While the PPP had always maintained it was “multiracial” – and its leader’s communist ideology buttressed this posture – its defeat in 2015 gave it a do-or-die incentive to court “outside” votes. It dropped its previously coy posture towards race and ethnic categorisations, especially Africans. With its return to Government in 2020 coinciding with the inflow of massive oil revenue, it aggressively and concretely addressed the historic fear of economic marginalisation of the African Guyanese to court support.
On the other hand, even though the PNC started out with a numerically challenged group – even when “African” and “Mixed” were conflated – they have not taken an aggressive position to court “outside” votes. In fact, David Granger alienated Indians who had been brought over in 2015 by the AFC to pip the PPP when he threw 7000 mainly Indian sugar workers out of work.

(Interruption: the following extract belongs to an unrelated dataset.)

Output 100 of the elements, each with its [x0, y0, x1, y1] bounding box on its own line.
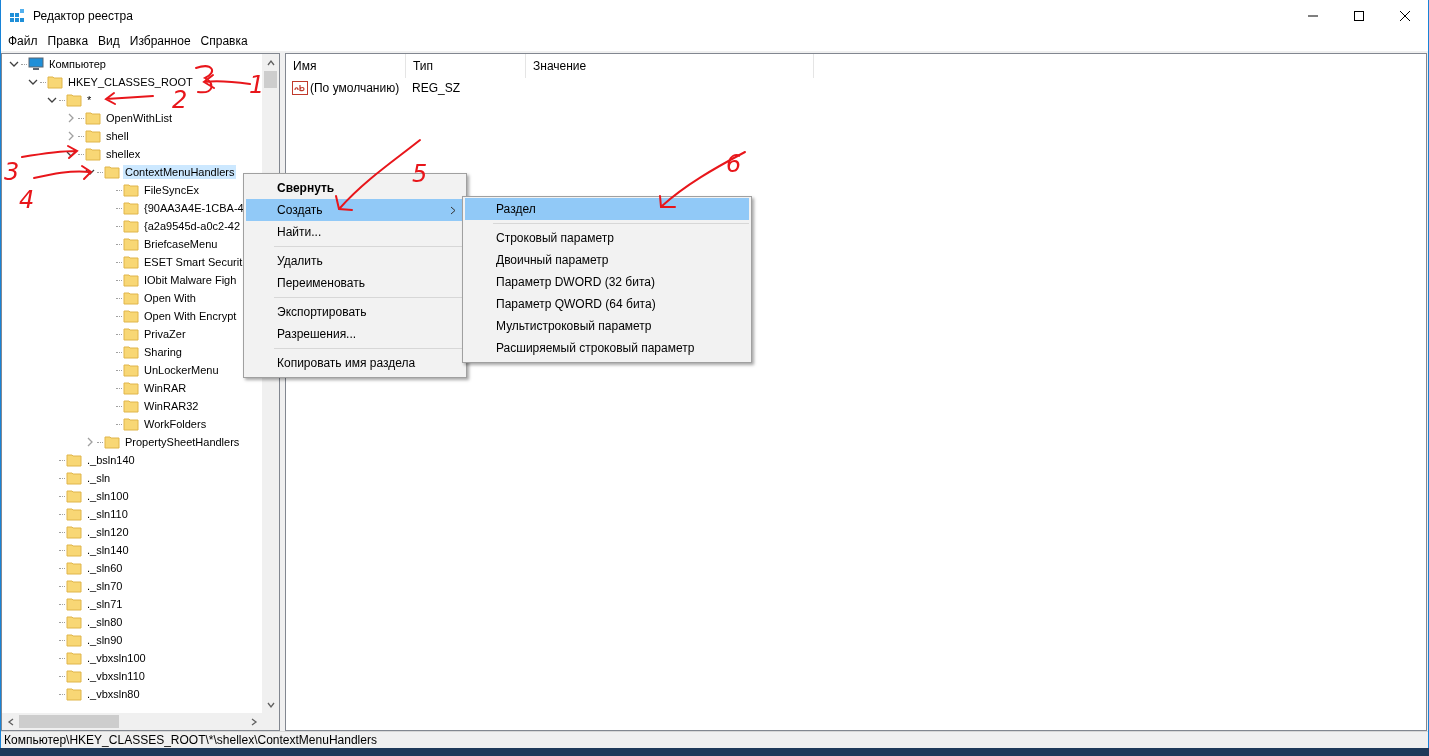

In the process, he destroyed the AFC. His successor, Norton, appears to have been persuaded by his coalition sidekick, WPA’s David Hinds, that it was futile to court Indian votes and they should aggressively concentrate on solidifying the African/mixed blocks that approach 50% of the populace. But this “solidification” has been based on negatively condemning Africans/Mixed who gravitate towards the PPP as “BT lickers.” Strategically, it made more sense to positively reorient their program away from the PNC’s traditional downplaying of individual economic success, which has now become the mantra of the age. This contrasts with the PPP’s strategy to explicitly jettison socialism and its collective ethos from its constitution.
The new party WIN has expanded its founder’s clientelism – the targeted exchange of goods and services for political support – and judging from its mobilisation activities, appears to be resonating more heavily in African and Amerindian communities. With the attenuation of the AFC and the PNC ironically assisted by the WIN gesture – not a “movement” as claimed – the PPP appears headed for a solid majority on Sept 1st.